There is a significant risk that all of the benefits of quantum computing during the next 20 years will be outweighed by the security devastation caused by quantum computing during the same period. ...He then goes on to explain why quantum cryptography is never going to improve anyone's security.
This brings me to what really bugs me about the Quantum Manifesto. Instead of highlighting the security threat of quantum technology and recommending funding for a scientifically justified response, the Manifesto makes the thoroughly deceptive claim that quantum technology improves security.
A company named ID Quantique has been selling quantum-cryptography hardware, specifically hardware for BB84-type protocols, since 2004. ID Quantique claims that quantum cryptography provides "absolute security, guaranteed by the fundamental laws of physics." However, Vadim Makarov and his collaborators have shown that the ID Quantique devices are vulnerable to control by attackers, that various subsequent countermeasures are still vulnerable, and that analogous vulnerabilities in another quantum-key-distribution system are completely exploitable at low cost. The most reasonable extrapolation from the literature is that all of ID Quantique's devices are exploitable.He explains how quantum cryptography misses the point of what cryptography is all about, and fails to address essential security issues that non-quantum techniques have already solved.

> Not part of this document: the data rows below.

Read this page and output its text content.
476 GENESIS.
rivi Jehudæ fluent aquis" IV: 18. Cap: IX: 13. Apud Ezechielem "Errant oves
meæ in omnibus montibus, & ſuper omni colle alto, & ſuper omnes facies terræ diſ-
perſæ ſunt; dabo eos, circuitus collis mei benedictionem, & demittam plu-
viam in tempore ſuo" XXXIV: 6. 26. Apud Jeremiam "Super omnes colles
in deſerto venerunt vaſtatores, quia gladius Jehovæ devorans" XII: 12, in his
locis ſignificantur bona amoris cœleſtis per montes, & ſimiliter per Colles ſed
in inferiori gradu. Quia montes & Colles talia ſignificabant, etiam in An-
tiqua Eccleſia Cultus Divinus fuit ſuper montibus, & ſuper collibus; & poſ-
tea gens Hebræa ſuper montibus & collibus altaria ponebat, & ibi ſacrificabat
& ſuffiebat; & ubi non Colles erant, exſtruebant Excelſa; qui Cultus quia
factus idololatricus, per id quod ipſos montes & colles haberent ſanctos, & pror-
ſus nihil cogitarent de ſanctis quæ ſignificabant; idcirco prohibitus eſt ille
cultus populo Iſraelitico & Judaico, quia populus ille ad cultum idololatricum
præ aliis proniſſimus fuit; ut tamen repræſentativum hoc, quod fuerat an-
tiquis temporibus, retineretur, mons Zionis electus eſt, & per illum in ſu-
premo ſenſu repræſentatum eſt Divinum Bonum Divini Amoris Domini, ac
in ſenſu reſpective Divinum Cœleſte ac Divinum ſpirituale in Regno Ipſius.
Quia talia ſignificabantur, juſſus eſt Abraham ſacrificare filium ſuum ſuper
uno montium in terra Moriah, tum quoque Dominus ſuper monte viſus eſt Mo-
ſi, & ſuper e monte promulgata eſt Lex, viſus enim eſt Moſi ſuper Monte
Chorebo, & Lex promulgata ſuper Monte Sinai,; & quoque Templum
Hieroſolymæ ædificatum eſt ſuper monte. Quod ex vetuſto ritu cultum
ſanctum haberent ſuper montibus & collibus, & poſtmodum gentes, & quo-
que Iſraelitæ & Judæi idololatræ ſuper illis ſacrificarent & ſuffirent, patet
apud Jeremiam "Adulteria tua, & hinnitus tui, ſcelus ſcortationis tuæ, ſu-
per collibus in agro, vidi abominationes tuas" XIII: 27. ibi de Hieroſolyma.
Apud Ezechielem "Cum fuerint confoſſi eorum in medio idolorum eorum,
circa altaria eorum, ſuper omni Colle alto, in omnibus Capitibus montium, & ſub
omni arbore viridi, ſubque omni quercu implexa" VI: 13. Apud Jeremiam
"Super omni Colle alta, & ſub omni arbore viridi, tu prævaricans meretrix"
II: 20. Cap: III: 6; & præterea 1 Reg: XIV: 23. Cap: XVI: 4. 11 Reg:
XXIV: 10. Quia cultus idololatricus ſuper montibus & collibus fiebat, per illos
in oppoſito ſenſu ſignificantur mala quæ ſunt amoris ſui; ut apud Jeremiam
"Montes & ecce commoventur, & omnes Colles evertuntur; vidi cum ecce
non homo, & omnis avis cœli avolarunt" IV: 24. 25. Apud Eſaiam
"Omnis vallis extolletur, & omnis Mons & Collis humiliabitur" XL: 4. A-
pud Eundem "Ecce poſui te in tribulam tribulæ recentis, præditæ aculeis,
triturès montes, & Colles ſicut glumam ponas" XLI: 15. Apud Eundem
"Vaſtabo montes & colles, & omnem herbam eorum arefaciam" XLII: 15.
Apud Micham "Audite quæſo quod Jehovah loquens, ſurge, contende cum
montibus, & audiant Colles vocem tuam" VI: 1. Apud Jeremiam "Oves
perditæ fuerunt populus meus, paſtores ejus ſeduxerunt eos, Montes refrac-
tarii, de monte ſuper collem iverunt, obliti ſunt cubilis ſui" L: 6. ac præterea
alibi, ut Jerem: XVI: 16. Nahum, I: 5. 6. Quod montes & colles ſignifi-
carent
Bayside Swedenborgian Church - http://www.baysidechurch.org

How can a product be broken if it provides "absolute security, guaranteed by the fundamental laws of physics"?
He is right about all this, and I have made similar points on this blog for years.
I also agree, and have said so here, that if quantum computing is successful in the next 20 years, then the social and economic impact will be overwhelmingly negative. The main application is to destroy the computer security that our society depends on.
Where I differ from him is that I say quantum computing and quantum cryptography are both scams, for different reasons. Quantum computing is technologically impossible, and almost entirely destructive if it were possible. Quantum cryptography is possible, but expensive, impractical, and insecure.
Actually, they are both possible in the sense that the laws of quantum mechanics allow experiments such that confirming the 1930 theory can be interpreted as favoring quantum computing or quantum cryptography. But the exitement is about the possibility of super-Turing computing, and more secure key exchanges, but these have never been achieved.